Hello Stackshare. I'm currently doing some research on real-time reporting and analytics architectures. We have a use case where 1million+ records of users, 4million+ activities, and messages that we want to report against. The start was to present it directly from MySQL, which didn't go well and puts a heavy load on the database. Anybody can suggest something where we feed the data and can report in realtime? Read some articles about ElasticSearch and Kafka https://medium.com/@D11Engg/building-scalable-real-time-analytics-alerting-and-anomaly-detection-architecture-at-dream11-e20edec91d33 EDIT: also considering Neo4j
One of the reasons why your real-time reporting built on top of MySQL might not be performing so well is due to the fact that you are most likely interested in aggregates (e.g. group by & SUM, AVG, TopN). In data warehousing, there is a term known as column-oriented vs row-oriented databases - the key here is that in column-oriented DBMSs, you more precisely access the data you need to answer a question, avoiding having to scan the entire table to calculate an answer. Most of the time pre-aggregates can be calculated on insertion instead of at query time.

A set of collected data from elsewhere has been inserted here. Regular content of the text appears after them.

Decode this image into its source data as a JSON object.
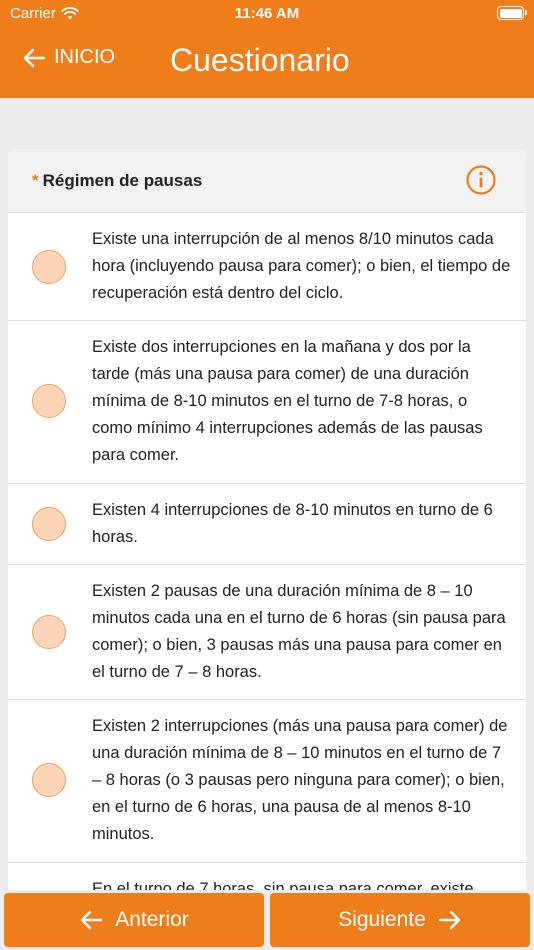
{
  "status_bar": {
    "carrier": "Carrier",
    "time": "11:46 AM"
  },
  "nav": {
    "back_label": "INICIO",
    "title": "Cuestionario"
  },
  "question": {
    "required_marker": "*",
    "title": "Régimen de pausas",
    "options": [
      {
        "label": "Existe una interrupción de al menos 8/10 minutos cada hora (incluyendo pausa para comer); o bien, el tiempo de recuperación está dentro del ciclo."
      },
      {
        "label": "Existe dos interrupciones en la mañana y dos por la tarde (más una pausa para comer) de una duración mínima de 8-10 minutos en el turno de 7-8 horas, o como mínimo 4 interrupciones además de las pausas para comer."
      },
      {
        "label": "Existen 4 interrupciones de 8-10 minutos en turno de 6 horas."
      },
      {
        "label": "Existen 2 pausas de una duración mínima de 8 – 10 minutos cada una en el turno de 6 horas (sin pausa para comer); o bien, 3 pausas más una pausa para comer en el turno de 7 – 8 horas."
      },
      {
        "label": "Existen 2 interrupciones (más una pausa para comer) de una duración mínima de 8 – 10 minutos en el turno de 7 – 8 horas (o 3 pausas pero ninguna para comer); o bien, en el turno de 6 horas, una pausa de al menos 8-10 minutos."
      },
      {
        "label": "En el turno de 7 horas, sin pausa para comer, existe"
      }
    ]
  },
  "footer": {
    "prev_label": "Anterior",
    "next_label": "Siguiente"
  },
  "colors": {
    "accent": "#ef7d1a",
    "radio_fill": "#fcd5b8"
  },
  "icons": {
    "back": "arrow-left-icon",
    "info": "info-icon",
    "next": "arrow-right-icon",
    "wifi": "wifi-icon",
    "battery": "battery-icon"
  }
}
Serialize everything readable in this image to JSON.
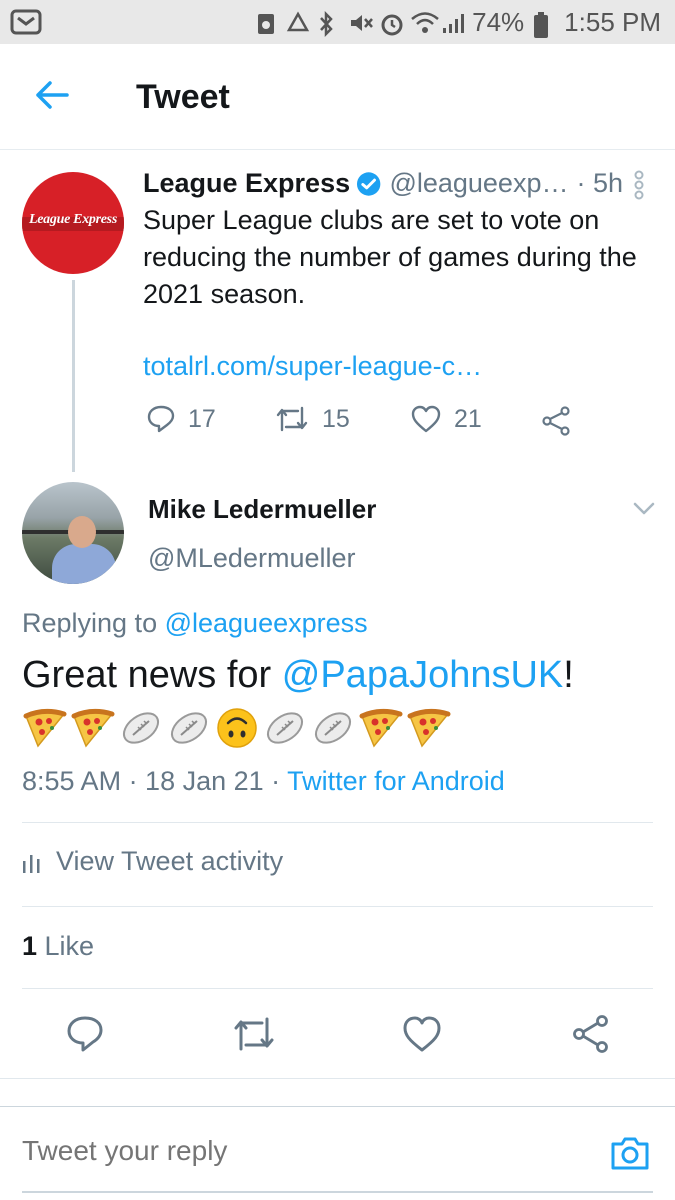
{
  "status_bar": {
    "battery": "74%",
    "time": "1:55 PM"
  },
  "header": {
    "title": "Tweet"
  },
  "quoted_tweet": {
    "avatar_logo_text": "League Express",
    "name": "League Express",
    "handle": "@leagueexp…",
    "time_ago": "· 5h",
    "text": "Super League clubs are set to vote on reducing the number of games during the 2021 season.",
    "link": "totalrl.com/super-league-c…",
    "reply_count": "17",
    "retweet_count": "15",
    "like_count": "21"
  },
  "reply_tweet": {
    "name": "Mike Ledermueller",
    "handle": "@MLedermueller",
    "replying_prefix": "Replying to ",
    "replying_to": "@leagueexpress",
    "text_before": "Great news for ",
    "mention": "@PapaJohnsUK",
    "text_after": "!",
    "emojis": [
      "pizza",
      "pizza",
      "rugby-ball",
      "rugby-ball",
      "upside-down-face",
      "rugby-ball",
      "rugby-ball",
      "pizza",
      "pizza"
    ],
    "timestamp": "8:55 AM · 18 Jan 21 · ",
    "source": "Twitter for Android"
  },
  "activity": {
    "label": "View Tweet activity"
  },
  "likes": {
    "count": "1",
    "label": " Like"
  },
  "compose": {
    "placeholder": "Tweet your reply"
  },
  "colors": {
    "accent": "#1da1f2",
    "secondary_text": "#657786",
    "primary_text": "#14171a"
  }
}
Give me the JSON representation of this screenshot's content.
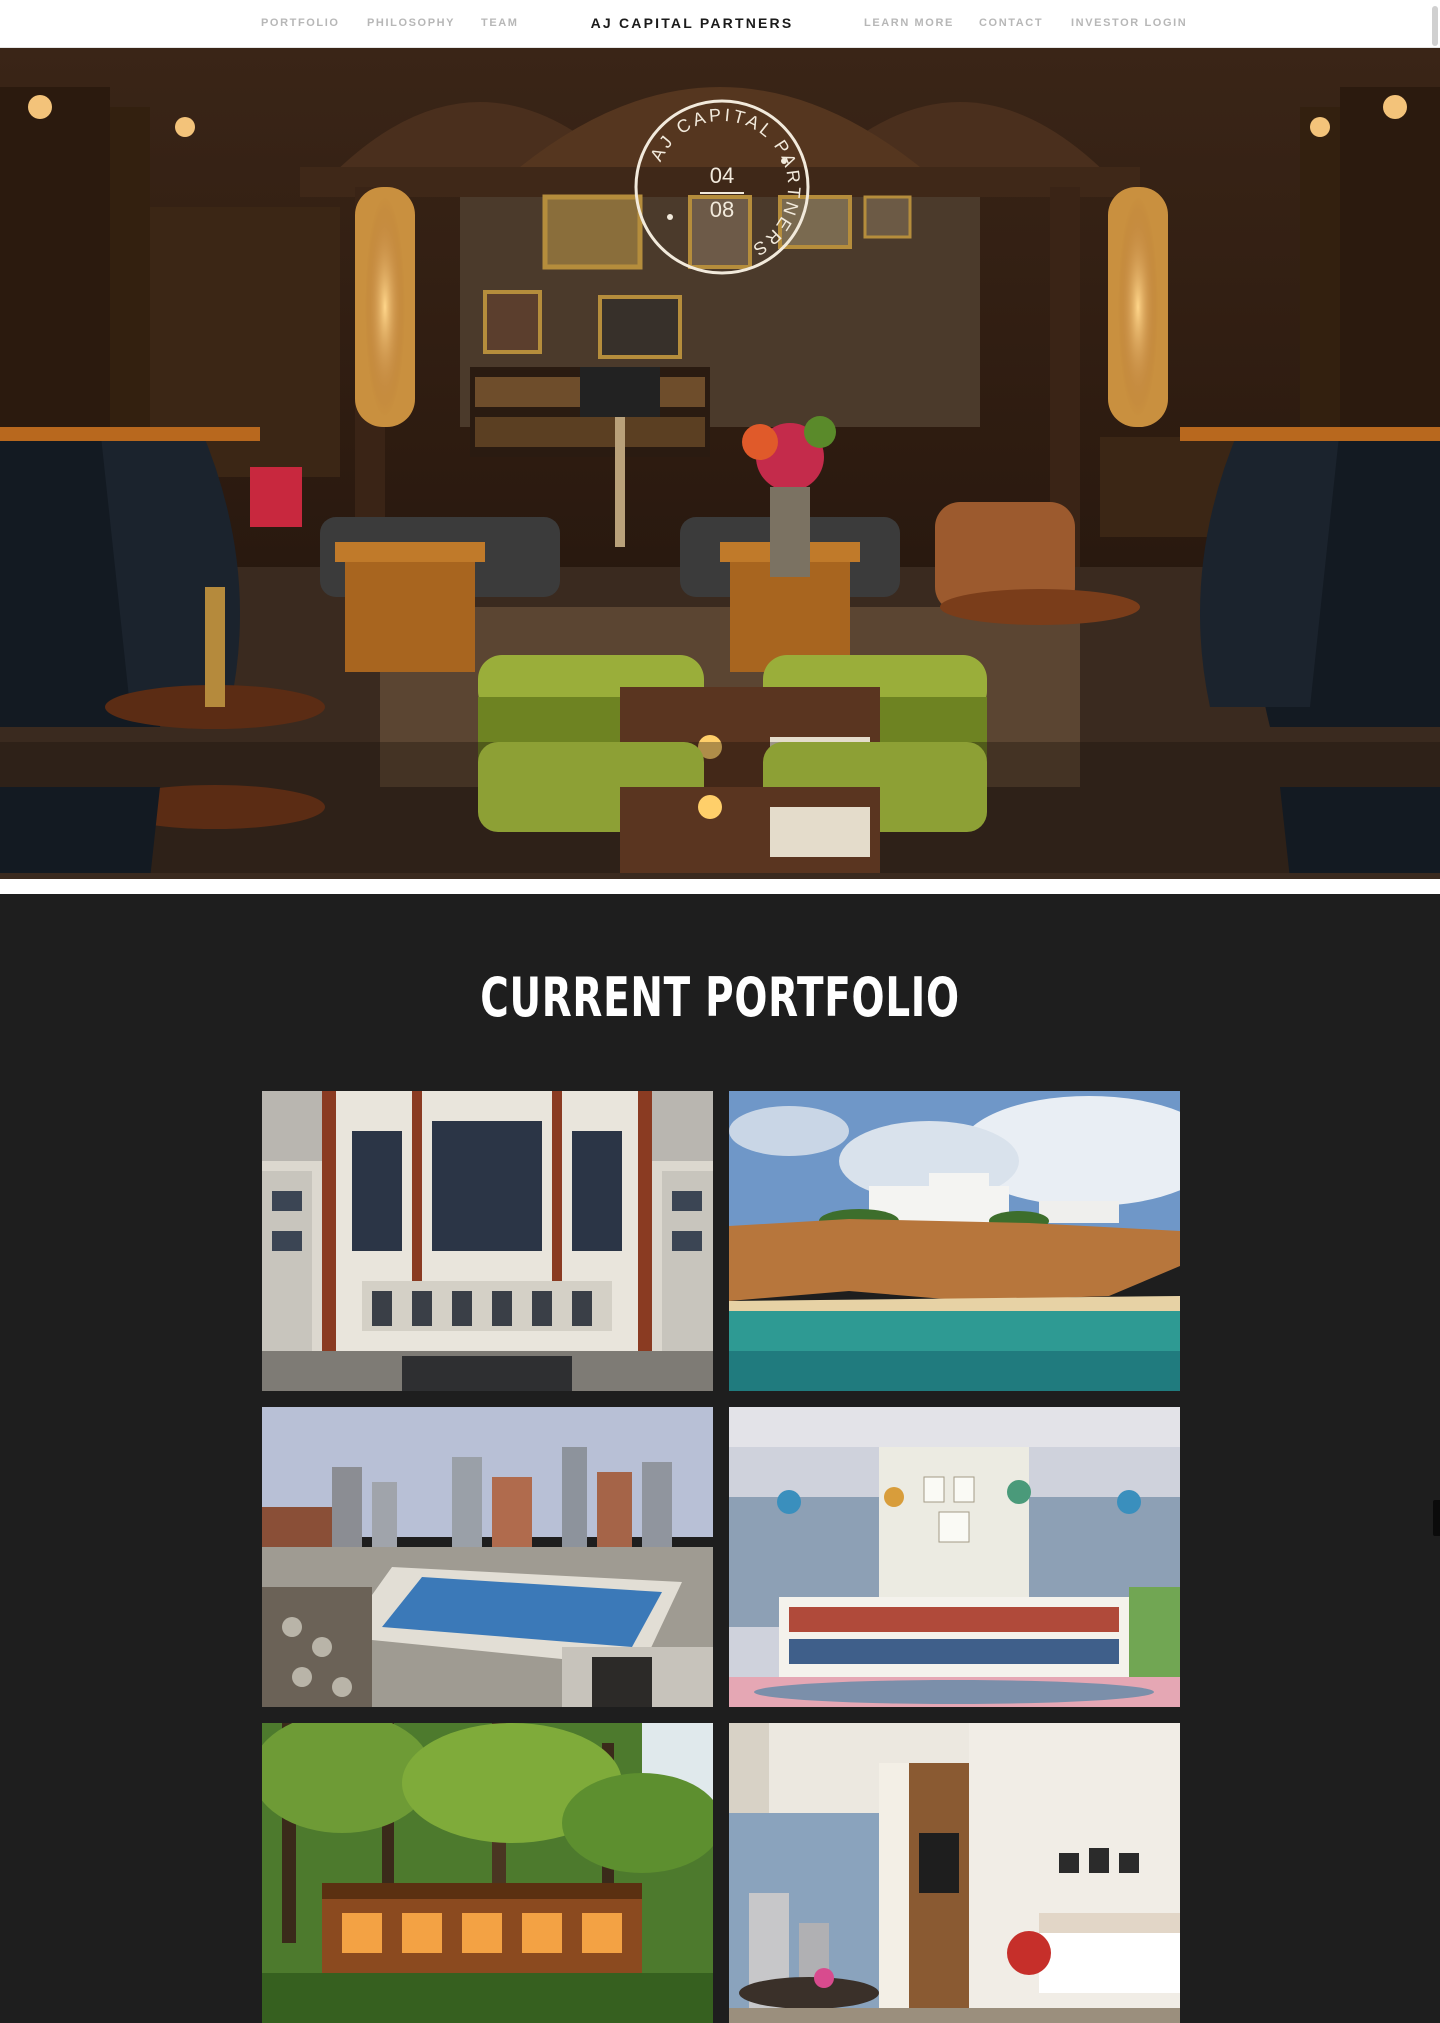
{
  "nav": {
    "left": [
      "PORTFOLIO",
      "PHILOSOPHY",
      "TEAM"
    ],
    "brand": "AJ CAPITAL PARTNERS",
    "right": [
      "LEARN MORE",
      "CONTACT",
      "INVESTOR LOGIN"
    ]
  },
  "hero": {
    "seal": {
      "ring_text": "AJ CAPITAL PARTNERS",
      "line1": "04",
      "line2": "08"
    }
  },
  "portfolio": {
    "title": "CURRENT PORTFOLIO",
    "tiles": [
      {
        "name": "gothic-building"
      },
      {
        "name": "cliffside-resort"
      },
      {
        "name": "rooftop-pool"
      },
      {
        "name": "library-lounge"
      },
      {
        "name": "forest-lodge"
      },
      {
        "name": "hotel-room"
      }
    ]
  },
  "colors": {
    "nav_bg": "#ffffff",
    "nav_link": "#b7b7b7",
    "brand": "#1b1b1b",
    "section_bg": "#1e1e1e",
    "title": "#ffffff"
  }
}
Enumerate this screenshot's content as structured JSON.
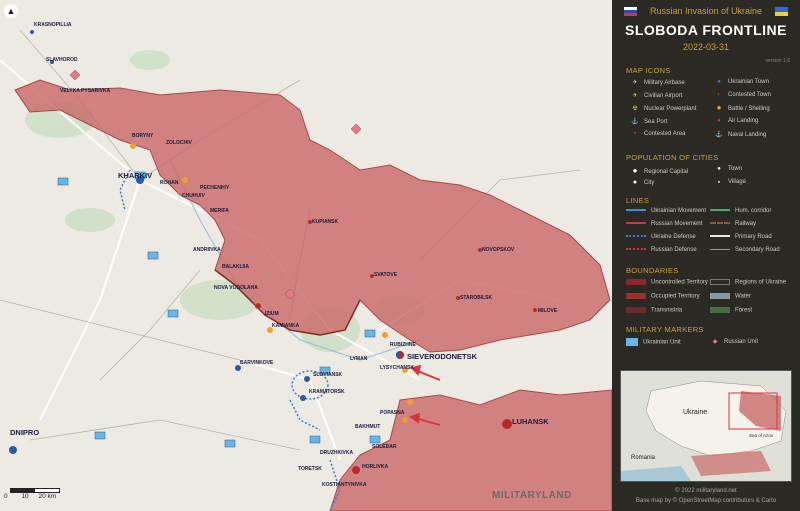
{
  "header": {
    "top_title": "Russian Invasion of Ukraine",
    "main_title": "SLOBODA FRONTLINE",
    "date": "2022-03-31",
    "version": "version 1.6"
  },
  "legend": {
    "map_icons_title": "MAP ICONS",
    "map_icons": [
      {
        "label": "Military Airbase",
        "icon": "airplane-icon"
      },
      {
        "label": "Ukrainian Town",
        "icon": "blue-dot-icon"
      },
      {
        "label": "Civilian Airport",
        "icon": "airport-icon"
      },
      {
        "label": "Contested Town",
        "icon": "half-dot-icon"
      },
      {
        "label": "Nuclear Powerplant",
        "icon": "nuclear-icon"
      },
      {
        "label": "Battle / Shelling",
        "icon": "fire-icon"
      },
      {
        "label": "Sea Port",
        "icon": "anchor-icon"
      },
      {
        "label": "Air Landing",
        "icon": "parachute-icon"
      },
      {
        "label": "Contested Area",
        "icon": "contested-dot-icon"
      },
      {
        "label": "Naval Landing",
        "icon": "naval-icon"
      }
    ],
    "population_title": "POPULATION OF CITIES",
    "population": [
      {
        "label": "Regional Capital"
      },
      {
        "label": "Town"
      },
      {
        "label": "City"
      },
      {
        "label": "Village"
      }
    ],
    "lines_title": "LINES",
    "lines": [
      {
        "label": "Ukrainian Movement",
        "color": "#3a8fd9"
      },
      {
        "label": "Hum. corridor",
        "color": "#3fae6a"
      },
      {
        "label": "Russian Movement",
        "color": "#d9343a"
      },
      {
        "label": "Railway",
        "color": "#8a5a3a"
      },
      {
        "label": "Ukraine Defense",
        "color": "#3a7ad9"
      },
      {
        "label": "Primary Road",
        "color": "#e8e8e8"
      },
      {
        "label": "Russian Defense",
        "color": "#d9343a"
      },
      {
        "label": "Secondary Road",
        "color": "#9a9a9a"
      }
    ],
    "boundaries_title": "BOUNDARIES",
    "boundaries": [
      {
        "label": "Uncontrolled Territory",
        "color": "#8a2a28"
      },
      {
        "label": "Regions of Ukraine",
        "color": "#2a2924"
      },
      {
        "label": "Occupied Territory",
        "color": "#9c3230"
      },
      {
        "label": "Water",
        "color": "#8a9aa0"
      },
      {
        "label": "Transnistria",
        "color": "#6a2a28"
      },
      {
        "label": "Forest",
        "color": "#4a6a40"
      }
    ],
    "markers_title": "MILITARY MARKERS",
    "markers": [
      {
        "label": "Ukrainian Unit",
        "color": "#6ab4e8"
      },
      {
        "label": "Russian Unit",
        "color": "#e07a8a"
      }
    ]
  },
  "inset": {
    "labels": [
      "Ukraine",
      "Romania",
      "Sea of Azov"
    ]
  },
  "footer": {
    "copyright": "© 2022 militaryland.net",
    "basemap": "Base map by © OpenStreetMap contributors & Carto"
  },
  "map": {
    "watermark": "MILITARYLAND",
    "scale": [
      "0",
      "10",
      "20 km"
    ],
    "cities_major": [
      "KHARKIV",
      "SIEVERODONETSK",
      "LUHANSK",
      "DNIPRO",
      "BARVINKOVE",
      "SLOVIANSK",
      "KRAMATORSK",
      "HORLIVKA",
      "IZIUM"
    ],
    "cities_minor": [
      "KRASNOPILLIA",
      "SLAVHOROD",
      "VELYKA PYSARIVKA",
      "BORYNY",
      "ROHAN",
      "CHUHUIV",
      "KUPIANSK",
      "STAROBILSK",
      "SVATOVE",
      "NOVOPSKOV",
      "BALAKLIIA",
      "ANDRIIVKA",
      "LYMAN",
      "RUBIZHNE",
      "LYSYCHANSK",
      "POPASNA",
      "BAKHMUT",
      "SOLEDAR",
      "TORETSK",
      "KOSTIANTYNIVKA",
      "DRUZHKIVKA",
      "MERIFA",
      "ZOLOCHIV",
      "NOVA VODOLAHA",
      "PECHENIHY",
      "KAMIANKA",
      "MILOVE"
    ]
  },
  "colors": {
    "occupied": "#c96a6a",
    "occupied_dark": "#b85555",
    "land": "#eceae2",
    "panel": "#2a2924",
    "accent": "#c9a13a"
  }
}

An excellent OLAP modern tool that I successfully used for many years to index events from Kafka at a staggering rate and query millions of events in less than a second is Apache Druid and it's an example of a distributed column-oriented data store. There are of course many more technologies out there for answering OLAP business intelligence questions, but personally, I think you won't go very far with a traditional RDBMS or a Lucene based search engine like ElasticSearch for building a Business Intelligence database for vast amounts of data.
"Apache Druid is an open-source data store designed for sub-second queries on real-time and historical data. It is primarily used for business intelligence (OLAP) queries on event data. Druid provides low latency (real-time) data ingestion, flexible data exploration, and fast data aggregation."
If you don't want to invest resources into deploying and hosting it yourself, there are other companies out there that can host it for you, but I will leave that up to you to research.
Here is an excellent article by my former work colleagues explaining how they implemented real-time analytics on top of Druid: https://medium.com/superawesome-engineering/how-we-use-apache-druids-real-time-analytics-to-power-kidtech-at-superawesome-8da6a0fb28b1. Also, I recommend reading through this HackerNews thread that talks in-depth about time-series databases: https://news.ycombinator.com/item?id=18403507.
With the nature of application that you're building, you might even consider setting up some KSQL streams. I have just recently finished a poc on establishing a streaming analytics pipeline with KSQL dB (Both standalone and confluent supported) setting up kafka streams. Also they have a headless deployment mode in production which keeps your KSQL script pretty secured.